The **total **surface area of a cone is the sum of the area of its base and the lateral (side) surface.

The **lateral surface area **of a cone is the area of the lateral or side surface only.

Since a cone is closely related to a pyramid, the formulas for their surface areas are related.

Remember, the formulas for the lateral surface area of a pyramid is $\frac{1}{2}pl$ and the total surface area is $\frac{1}{2}pl+B$.

Since the base of a cone is a circle, we substitute $2\pi r$ for $p$ and $\pi {r}^{2}$ for $B$ where $r$ is the radius of the base of the cylinder.
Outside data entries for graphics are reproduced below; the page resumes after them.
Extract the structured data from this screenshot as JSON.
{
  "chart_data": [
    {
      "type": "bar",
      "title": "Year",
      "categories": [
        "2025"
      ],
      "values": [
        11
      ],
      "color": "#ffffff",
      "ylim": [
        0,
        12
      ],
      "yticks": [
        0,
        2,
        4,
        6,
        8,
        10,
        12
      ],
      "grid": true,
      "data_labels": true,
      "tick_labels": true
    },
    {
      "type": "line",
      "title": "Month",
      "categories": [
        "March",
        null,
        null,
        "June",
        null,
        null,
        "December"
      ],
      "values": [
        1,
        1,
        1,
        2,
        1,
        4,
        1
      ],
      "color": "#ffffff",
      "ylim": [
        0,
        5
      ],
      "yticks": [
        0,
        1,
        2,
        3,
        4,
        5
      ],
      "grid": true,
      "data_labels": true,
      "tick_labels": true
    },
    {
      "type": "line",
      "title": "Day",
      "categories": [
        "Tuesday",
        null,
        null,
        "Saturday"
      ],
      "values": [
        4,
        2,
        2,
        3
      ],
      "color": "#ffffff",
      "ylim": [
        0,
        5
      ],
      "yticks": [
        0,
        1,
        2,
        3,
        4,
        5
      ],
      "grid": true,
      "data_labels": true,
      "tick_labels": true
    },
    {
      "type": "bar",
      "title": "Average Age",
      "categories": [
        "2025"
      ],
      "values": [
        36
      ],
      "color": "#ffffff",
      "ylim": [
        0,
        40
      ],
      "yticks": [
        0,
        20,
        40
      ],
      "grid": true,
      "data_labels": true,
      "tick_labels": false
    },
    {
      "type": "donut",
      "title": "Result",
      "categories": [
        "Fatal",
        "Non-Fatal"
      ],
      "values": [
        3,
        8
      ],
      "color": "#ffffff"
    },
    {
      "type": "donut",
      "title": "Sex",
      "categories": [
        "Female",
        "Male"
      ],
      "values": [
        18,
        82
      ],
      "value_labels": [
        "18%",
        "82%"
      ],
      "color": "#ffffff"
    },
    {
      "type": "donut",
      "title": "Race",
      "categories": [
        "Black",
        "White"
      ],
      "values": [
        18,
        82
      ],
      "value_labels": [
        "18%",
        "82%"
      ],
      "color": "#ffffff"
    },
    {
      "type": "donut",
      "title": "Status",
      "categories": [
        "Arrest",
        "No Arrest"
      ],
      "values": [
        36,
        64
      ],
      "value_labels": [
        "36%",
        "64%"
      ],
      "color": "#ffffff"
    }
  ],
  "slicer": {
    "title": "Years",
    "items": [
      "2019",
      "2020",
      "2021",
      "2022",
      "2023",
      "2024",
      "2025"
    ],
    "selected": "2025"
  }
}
So, the formula for the **lateral surface area** of a right cone is $L.S.A=\pi rl$, where $l$
is the slant height of the cone*.*

**Example 1:**

Find the lateral surface area of a right cone if the radius is $4$ cm and the slant height is $5$ cm.

$L.S.A=\pi \left(4\right)\left(5\right)=20\pi \approx 62.82\text{\hspace{0.17em}}\text{\hspace{0.17em}}{\text{cm}}^{2}$

The formula for the **total surface area **of a right cone is $T.S.A=\pi rl+\pi {r}^{2}$.

**Example 2:**

Find the total surface area of a right cone if the radius is $6$ inches and the slant height is $10$ inches.

$\begin{array}{l}T.S.A=\pi \left(6\right)\left(10\right)+\pi {\left(6\right)}^{2}\\ =60\pi +36\pi \\ =96\pi \text{\hspace{0.17em}}{\text{inches}}^{2}\\ \approx 301.59\text{\hspace{0.17em}}{\text{inches}}^{2}\end{array}$